Double patterning is a technology developed for lithography to enhance the feature density. Typically, for forming features of integrated circuits on wafers, lithography technology is used, which involves applying a photo resist, and defining patterns on the photo resist. The patterns in the patterned photo resist are first defined in a lithography mask, and are implemented either by the transparent portions or by the opaque portions in the lithography mask. The patterns in the patterned photo resist are then transferred to the manufactured features.

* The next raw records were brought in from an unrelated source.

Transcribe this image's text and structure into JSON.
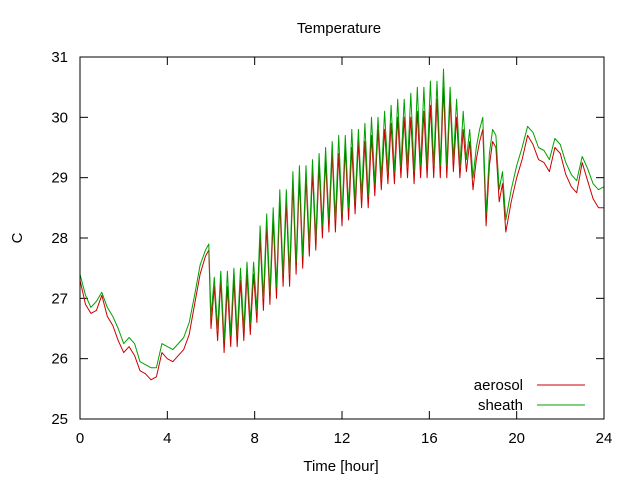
{
  "chart_data": {
    "type": "line",
    "title": "Temperature",
    "xlabel": "Time [hour]",
    "ylabel": "C",
    "xlim": [
      0,
      24
    ],
    "ylim": [
      25,
      31
    ],
    "x_ticks": [
      0,
      4,
      8,
      12,
      16,
      20,
      24
    ],
    "y_ticks": [
      25,
      26,
      27,
      28,
      29,
      30,
      31
    ],
    "grid": false,
    "legend_position": "bottom-right",
    "series": [
      {
        "name": "aerosol",
        "color": "#cc0000",
        "x": [
          0,
          0.25,
          0.5,
          0.75,
          1.0,
          1.25,
          1.5,
          1.75,
          2.0,
          2.25,
          2.5,
          2.75,
          3.0,
          3.25,
          3.5,
          3.75,
          4.0,
          4.25,
          4.5,
          4.75,
          5.0,
          5.25,
          5.5,
          5.75,
          5.9,
          6.0,
          6.15,
          6.3,
          6.45,
          6.6,
          6.75,
          6.9,
          7.05,
          7.2,
          7.35,
          7.5,
          7.65,
          7.8,
          7.95,
          8.1,
          8.25,
          8.4,
          8.55,
          8.7,
          8.85,
          9.0,
          9.15,
          9.3,
          9.45,
          9.6,
          9.75,
          9.9,
          10.05,
          10.2,
          10.35,
          10.5,
          10.65,
          10.8,
          10.95,
          11.1,
          11.25,
          11.4,
          11.55,
          11.7,
          11.85,
          12.0,
          12.15,
          12.3,
          12.45,
          12.6,
          12.75,
          12.9,
          13.05,
          13.2,
          13.35,
          13.5,
          13.65,
          13.8,
          13.95,
          14.1,
          14.25,
          14.4,
          14.55,
          14.7,
          14.85,
          15.0,
          15.15,
          15.3,
          15.45,
          15.6,
          15.75,
          15.9,
          16.05,
          16.2,
          16.35,
          16.5,
          16.65,
          16.8,
          16.95,
          17.1,
          17.25,
          17.4,
          17.55,
          17.7,
          17.85,
          18.0,
          18.15,
          18.3,
          18.45,
          18.6,
          18.75,
          18.9,
          19.05,
          19.2,
          19.35,
          19.5,
          19.75,
          20.0,
          20.25,
          20.5,
          20.75,
          21.0,
          21.25,
          21.5,
          21.75,
          22.0,
          22.25,
          22.5,
          22.75,
          23.0,
          23.25,
          23.5,
          23.75,
          24.0
        ],
        "y": [
          27.3,
          26.9,
          26.75,
          26.8,
          27.05,
          26.7,
          26.55,
          26.3,
          26.1,
          26.2,
          26.05,
          25.8,
          25.75,
          25.65,
          25.7,
          26.1,
          26.0,
          25.95,
          26.05,
          26.15,
          26.4,
          26.9,
          27.4,
          27.7,
          27.8,
          26.5,
          27.2,
          26.3,
          27.3,
          26.1,
          27.2,
          26.2,
          27.3,
          26.2,
          27.3,
          26.3,
          27.4,
          26.4,
          27.4,
          26.6,
          28.0,
          26.8,
          28.2,
          26.9,
          28.3,
          27.0,
          28.6,
          27.2,
          28.6,
          27.2,
          28.9,
          27.4,
          29.0,
          27.5,
          29.0,
          27.7,
          29.1,
          27.8,
          29.2,
          28.0,
          29.3,
          28.1,
          29.4,
          28.1,
          29.4,
          28.2,
          29.5,
          28.3,
          29.5,
          28.4,
          29.6,
          28.5,
          29.6,
          28.5,
          29.7,
          28.7,
          29.8,
          28.8,
          29.8,
          28.9,
          29.9,
          28.9,
          30.0,
          29.0,
          30.0,
          29.0,
          30.0,
          28.9,
          30.1,
          29.0,
          30.1,
          29.0,
          30.2,
          29.0,
          30.3,
          29.0,
          30.5,
          29.0,
          30.3,
          29.1,
          30.0,
          29.0,
          29.8,
          29.1,
          29.6,
          28.8,
          29.3,
          29.6,
          29.8,
          28.2,
          29.2,
          29.6,
          29.5,
          28.6,
          28.9,
          28.1,
          28.6,
          29.0,
          29.3,
          29.7,
          29.55,
          29.3,
          29.25,
          29.1,
          29.5,
          29.4,
          29.05,
          28.85,
          28.75,
          29.25,
          28.95,
          28.65,
          28.5,
          28.5
        ]
      },
      {
        "name": "sheath",
        "color": "#00a000",
        "x": [
          0,
          0.25,
          0.5,
          0.75,
          1.0,
          1.25,
          1.5,
          1.75,
          2.0,
          2.25,
          2.5,
          2.75,
          3.0,
          3.25,
          3.5,
          3.75,
          4.0,
          4.25,
          4.5,
          4.75,
          5.0,
          5.25,
          5.5,
          5.75,
          5.9,
          6.0,
          6.15,
          6.3,
          6.45,
          6.6,
          6.75,
          6.9,
          7.05,
          7.2,
          7.35,
          7.5,
          7.65,
          7.8,
          7.95,
          8.1,
          8.25,
          8.4,
          8.55,
          8.7,
          8.85,
          9.0,
          9.15,
          9.3,
          9.45,
          9.6,
          9.75,
          9.9,
          10.05,
          10.2,
          10.35,
          10.5,
          10.65,
          10.8,
          10.95,
          11.1,
          11.25,
          11.4,
          11.55,
          11.7,
          11.85,
          12.0,
          12.15,
          12.3,
          12.45,
          12.6,
          12.75,
          12.9,
          13.05,
          13.2,
          13.35,
          13.5,
          13.65,
          13.8,
          13.95,
          14.1,
          14.25,
          14.4,
          14.55,
          14.7,
          14.85,
          15.0,
          15.15,
          15.3,
          15.45,
          15.6,
          15.75,
          15.9,
          16.05,
          16.2,
          16.35,
          16.5,
          16.65,
          16.8,
          16.95,
          17.1,
          17.25,
          17.4,
          17.55,
          17.7,
          17.85,
          18.0,
          18.15,
          18.3,
          18.45,
          18.6,
          18.75,
          18.9,
          19.05,
          19.2,
          19.35,
          19.5,
          19.75,
          20.0,
          20.25,
          20.5,
          20.75,
          21.0,
          21.25,
          21.5,
          21.75,
          22.0,
          22.25,
          22.5,
          22.75,
          23.0,
          23.25,
          23.5,
          23.75,
          24.0
        ],
        "y": [
          27.4,
          27.05,
          26.85,
          26.95,
          27.1,
          26.85,
          26.7,
          26.5,
          26.25,
          26.35,
          26.25,
          25.95,
          25.9,
          25.85,
          25.85,
          26.25,
          26.2,
          26.15,
          26.25,
          26.35,
          26.6,
          27.05,
          27.55,
          27.8,
          27.9,
          26.7,
          27.35,
          26.5,
          27.45,
          26.3,
          27.45,
          26.4,
          27.5,
          26.4,
          27.5,
          26.5,
          27.6,
          26.6,
          27.6,
          26.8,
          28.2,
          27.0,
          28.4,
          27.1,
          28.5,
          27.2,
          28.8,
          27.4,
          28.8,
          27.4,
          29.1,
          27.6,
          29.2,
          27.7,
          29.2,
          27.9,
          29.3,
          28.0,
          29.4,
          28.2,
          29.5,
          28.3,
          29.6,
          28.3,
          29.7,
          28.4,
          29.7,
          28.5,
          29.8,
          28.6,
          29.8,
          28.7,
          29.9,
          28.7,
          30.0,
          28.9,
          30.0,
          29.0,
          30.1,
          29.1,
          30.2,
          29.1,
          30.3,
          29.2,
          30.3,
          29.2,
          30.4,
          29.1,
          30.5,
          29.2,
          30.5,
          29.2,
          30.6,
          29.2,
          30.6,
          29.2,
          30.8,
          29.2,
          30.5,
          29.3,
          30.3,
          29.2,
          30.1,
          29.3,
          29.8,
          29.0,
          29.5,
          29.8,
          30.0,
          28.4,
          29.4,
          29.8,
          29.7,
          28.8,
          29.1,
          28.3,
          28.8,
          29.2,
          29.5,
          29.85,
          29.75,
          29.5,
          29.45,
          29.3,
          29.65,
          29.55,
          29.25,
          29.05,
          28.95,
          29.35,
          29.15,
          28.9,
          28.8,
          28.85
        ]
      }
    ]
  }
}
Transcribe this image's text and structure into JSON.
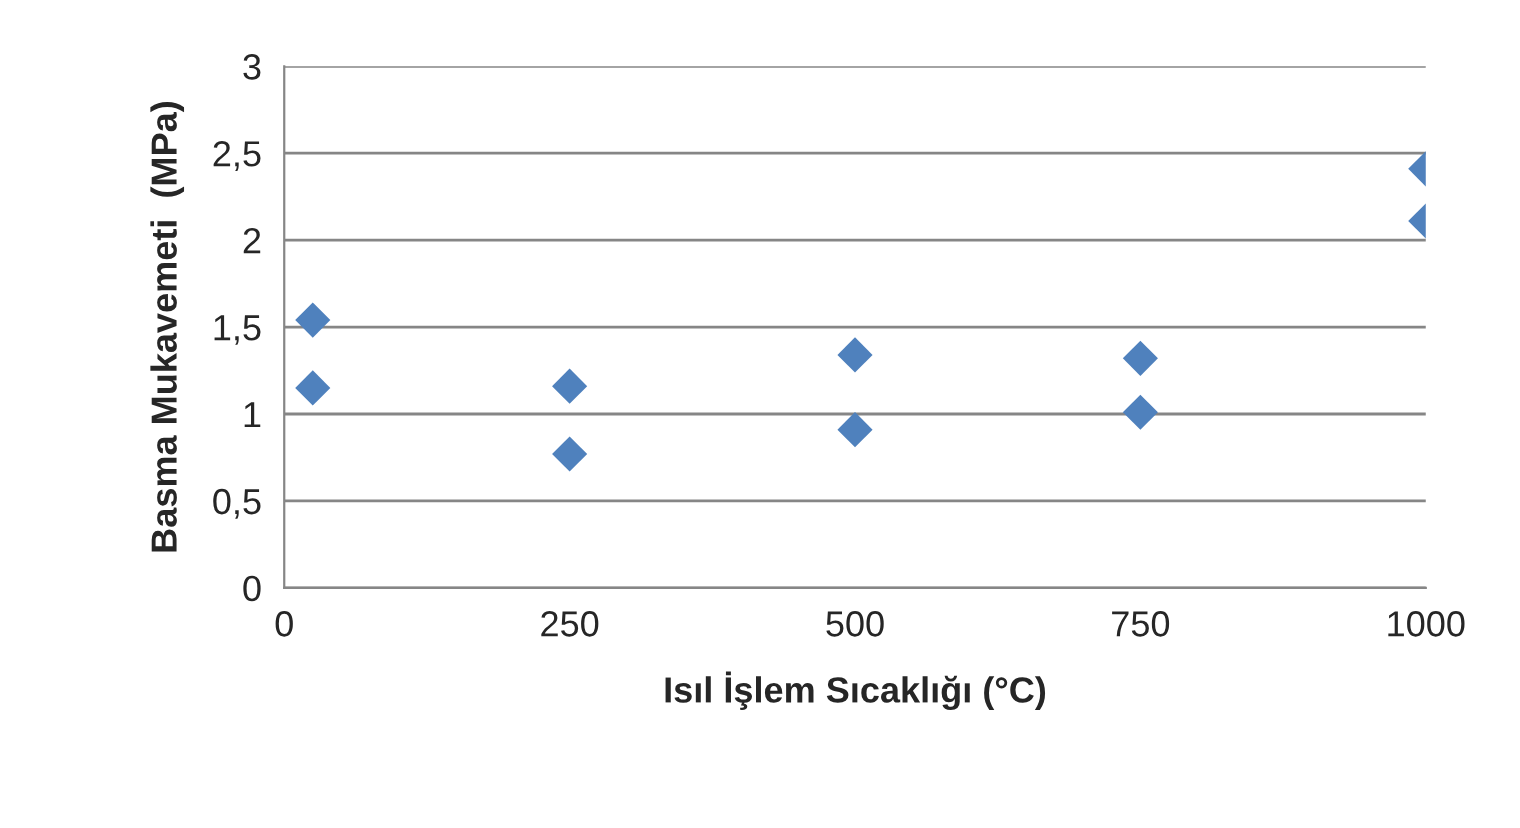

With the increasing down-scaling of integrated circuits, the optical proximity effect posts an increasingly greater problem. When two separate features are too close to each other, the optical proximity effect may cause the features to short to each other. To solve such a problem, double patterning technology is introduced. The closely located features are separated to two masks of a same double-patterning mask set, with both masks used to expose the same photo resist. In each of the masks, the distances between features are increased over the distances between features in the otherwise a single mask, and hence the optical proximity effect is reduced, or substantially eliminated.
FIG. 1 illustrates a flow of a convention double patterning design. Referring to step 110, a layout of an integrated circuit is determined, and a netlist for the layout is provided. The layout and the netlist are fixed since the sizes and the locations of all of the polygons involved in the layout have been determined. With the fixed layout, the possible back-end-of-line (BEOL) variation, which involves the variations of the metal lines in metal layers, can be estimated (step 112). However, the variations are estimated based on the fixed layout, and hence have fixed values. Next, in step 114, (parasitic) capacitance models are established to simulate the performance value of the integrated circuits, which involves calculating capacitances for metal lines by referring to techfiles. Techfiles may store the capacitances of metal lines as the function of the spacings between metal lines, and as a function of the widths of metal lines.
After the foundary receives the layout design, a layout decomposition is performed to separate the metal lines, for example, according to the double patterning design rules. Lithograph processes are performed to implement the layout on wafers. However, it was found that there was a mismatch between the simulated performance value (step 114) and the performance value measured from the actual wafers. One of the reasons is that when the lithography processes are performed, there may be a relative shift between the two lithography masks of a same double patterning mask. Such shift, however, was not reflected in the estimation of the performance values.